Historically the housing market has seen annual appreciation in the range of 3% to 6% but that all changed by the end of 1999. Between 2000 and the end of 2006 that annual appreciate rate moved to just over 13%. Then the bottom fell out. What we were seeing was an irrational market with irrational value increased fueled by a myriad of items. If you watch the movie Big Short, it will show you some of what happened. What’s not talked about in that movie is the overall monetary policy and how the repeal of Glass–Steagall and the administrations push for homeownership to increase, has changed the overall dynamics of housing in general. And it hasn’t been a healthy change.
The repeal of Glass-Steagall allowed the banks to get footloose and fancy with their money. Once that happened it caused mortgage backed securities to explode with everyone wanting their hands in the money and profit. Adding the push for more homeownership it set the market on a course of self destruction. Homeownership became the new investment vehicle for people to make money much like the stock market. Homeownership as we used to know it, ceased to exist. It was no longer a place to call home, it was turned to a way to make money. Not much has changed since the collapse. Yes we treat them as homes but we expect to make a killing on the sale.
Yes, we have Dodd-Frank. And yes, we have the new consumer protection bureau. But for the most part they are smoke and mirrors so people think they are “fixing the problem”. Many of the planned laws in Dodd-Frank were never put into effect and some were even re-written by the big bankers on Wall Street so they could go back to doing what they did before. The biggest were approved by our congress in late 2014 and signed by the president. So, there isn’t a big fix and Glass-Steagall was never replaced so history will repeat.
Since the market started to recover in 2012, the average annual appreciation has jumped back to just over 10% and we all see it jumping more with the lack of inventory forcing people to pay out their nose for a piece of the pie. Keep in mind the values we saw in 2006 were an aberration. And we all knew that once it collapsed. Have we learned? Not at all. We have many markets that have exceeded their pre-collapse values by 30% or more with no letup in sight. The markets being run up now are the very markets that didn’t see the huge collapse before. Compared to the markets that saw huge losses they saw a minor loss. They are being looked at as safe havens for investors and the speculative market, low inventory, and a demand to live there is driving values higher than what should be seen. And yes, many appraisers are supporting whatever they offer.
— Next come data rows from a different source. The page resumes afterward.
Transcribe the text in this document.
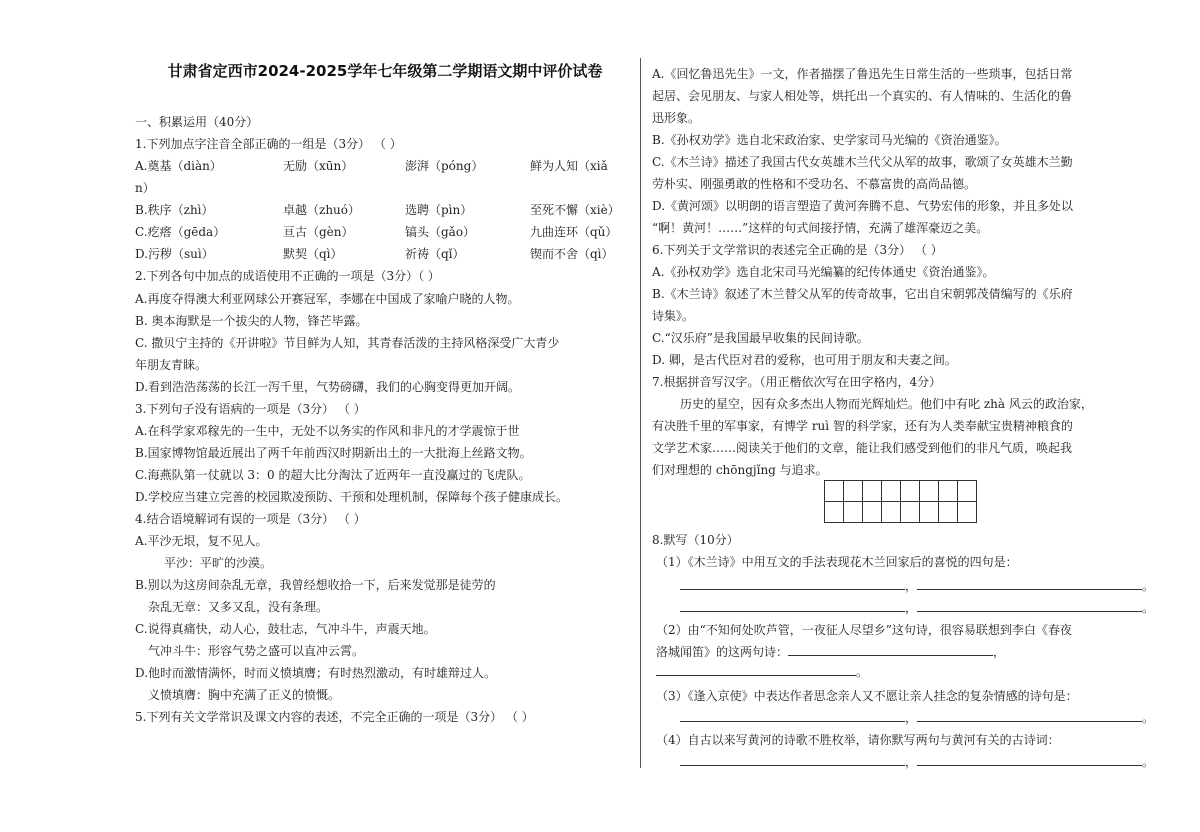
甘肃省定西市2024-2025学年七年级第二学期语文期中评价试卷
一、积累运用（40分）
1.下列加点字注音全部正确的一组是（3分） （ ）
A.奠基（diàn）	无励（xūn）	澎湃（póng）	鲜为人知（xiǎ
n）
B.秩序（zhì）	卓越（zhuó）	选聘（pìn）	至死不懈（xiè）
C.疙瘩（gēda）	亘古（gèn）	镐头（gǎo）	九曲连环（qǔ）
D.污秽（suì）	默契（qì）	祈祷（qǐ）	锲而不舍（qì）
2.下列各句中加点的成语使用不正确的一项是（3分）（ ）
A.再度夺得澳大利亚网球公开赛冠军，李娜在中国成了家喻户晓的人物。
B. 奥本海默是一个拔尖的人物，锋芒毕露。
C. 撒贝宁主持的《开讲啦》节目鲜为人知，其青春活泼的主持风格深受广大青少
年朋友青睐。
D.看到浩浩荡荡的长江一泻千里，气势磅礴，我们的心胸变得更加开阔。
3.下列句子没有语病的一项是（3分） （ ）
A.在科学家邓稼先的一生中，无处不以务实的作风和非凡的才学震惊于世
B.国家博物馆最近展出了两千年前西汉时期新出土的一大批海上丝路文物。
C.海燕队第一仗就以 3：0 的超大比分淘汰了近两年一直没赢过的飞虎队。
D.学校应当建立完善的校园欺凌预防、干预和处理机制，保障每个孩子健康成长。
4.结合语境解词有误的一项是（3分） （ ）
A.平沙无垠，复不见人。
平沙：平旷的沙漠。
B.别以为这房间杂乱无章，我曾经想收拾一下，后来发觉那是徒劳的
杂乱无章：又多又乱，没有条理。
C.说得真痛快，动人心，鼓壮志，气冲斗牛，声震天地。
气冲斗牛：形容气势之盛可以直冲云霄。
D.他时而激情满怀，时而义愤填膺；有时热烈激动，有时雄辩过人。
义愤填膺：胸中充满了正义的愤慨。
5.下列有关文学常识及课文内容的表述，不完全正确的一项是（3分） （ ）
A.《回忆鲁迅先生》一文，作者描摆了鲁迅先生日常生活的一些琐事，包括日常
起居、会见朋友、与家人相处等，烘托出一个真实的、有人情味的、生活化的鲁
迅形象。
B.《孙权劝学》选自北宋政治家、史学家司马光编的《资治通鉴》。
C.《木兰诗》描述了我国古代女英雄木兰代父从军的故事，歌颂了女英雄木兰勤
劳朴实、刚强勇敢的性格和不受功名、不慕富贵的高尚品德。
D.《黄河颂》以明朗的语言塑造了黄河奔腾不息、气势宏伟的形象，并且多处以
“啊！黄河！……”这样的句式间接抒情，充满了雄浑豪迈之美。
6.下列关于文学常识的表述完全正确的是（3分） （ ）
A.《孙权劝学》选自北宋司马光编纂的纪传体通史《资治通鉴》。
B.《木兰诗》叙述了木兰替父从军的传奇故事，它出自宋朝郭茂倩编写的《乐府
诗集》。
C.“汉乐府”是我国最早收集的民间诗歌。
D. 卿，是古代臣对君的爱称，也可用于朋友和夫妻之间。
7.根据拼音写汉字。（用正楷依次写在田字格内，4分）
历史的星空，因有众多杰出人物而光辉灿烂。他们中有叱 zhà 风云的政治家，
有决胜千里的军事家，有博学 ruì 智的科学家，还有为人类奉献宝贵精神粮食的
文学艺术家……阅读关于他们的文章，能让我们感受到他们的非凡气质，唤起我
们对理想的 chōngjǐng 与追求。
8.默写（10分）
（1）《木兰诗》中用互文的手法表现花木兰回家后的喜悦的四句是：
，	。
，	。
（2）由“不知何处吹芦管，一夜征人尽望乡”这句诗，很容易联想到李白《春夜
洛城闻笛》的这两句诗：	，
。
（3）《逢入京使》中表达作者思念亲人又不愿让亲人挂念的复杂情感的诗句是：
，	。
（4）自古以来写黄河的诗歌不胜枚举，请你默写两句与黄河有关的古诗词：
，	。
The question we all must ask is this. If income levels have remained mostly flat with nominal increases, at the same time lending is much tighter with harder standards to qualify for a loan, how are values rising at a rate of 10% a year on average since the recovery started? All this while over 5 million previous homeowners sit on the sideline and can’t qualify for a loan. Those numbers do not match up.
So why 2019-2020? We are 4 years into the recovery and values are rising at an average rate of 10% a year. We have also seen the longest stretch of job growth in nearly 50 years yet mostly flat wages. The ramp-up is already happening. Give it another 3 years. And once something changes in the economy to cause it to turn the tumble will start. Hold on because it will indeed be a bumpy ride.
P.S. And when that happens the residential real estate profession as we know it today dies. That’s another post.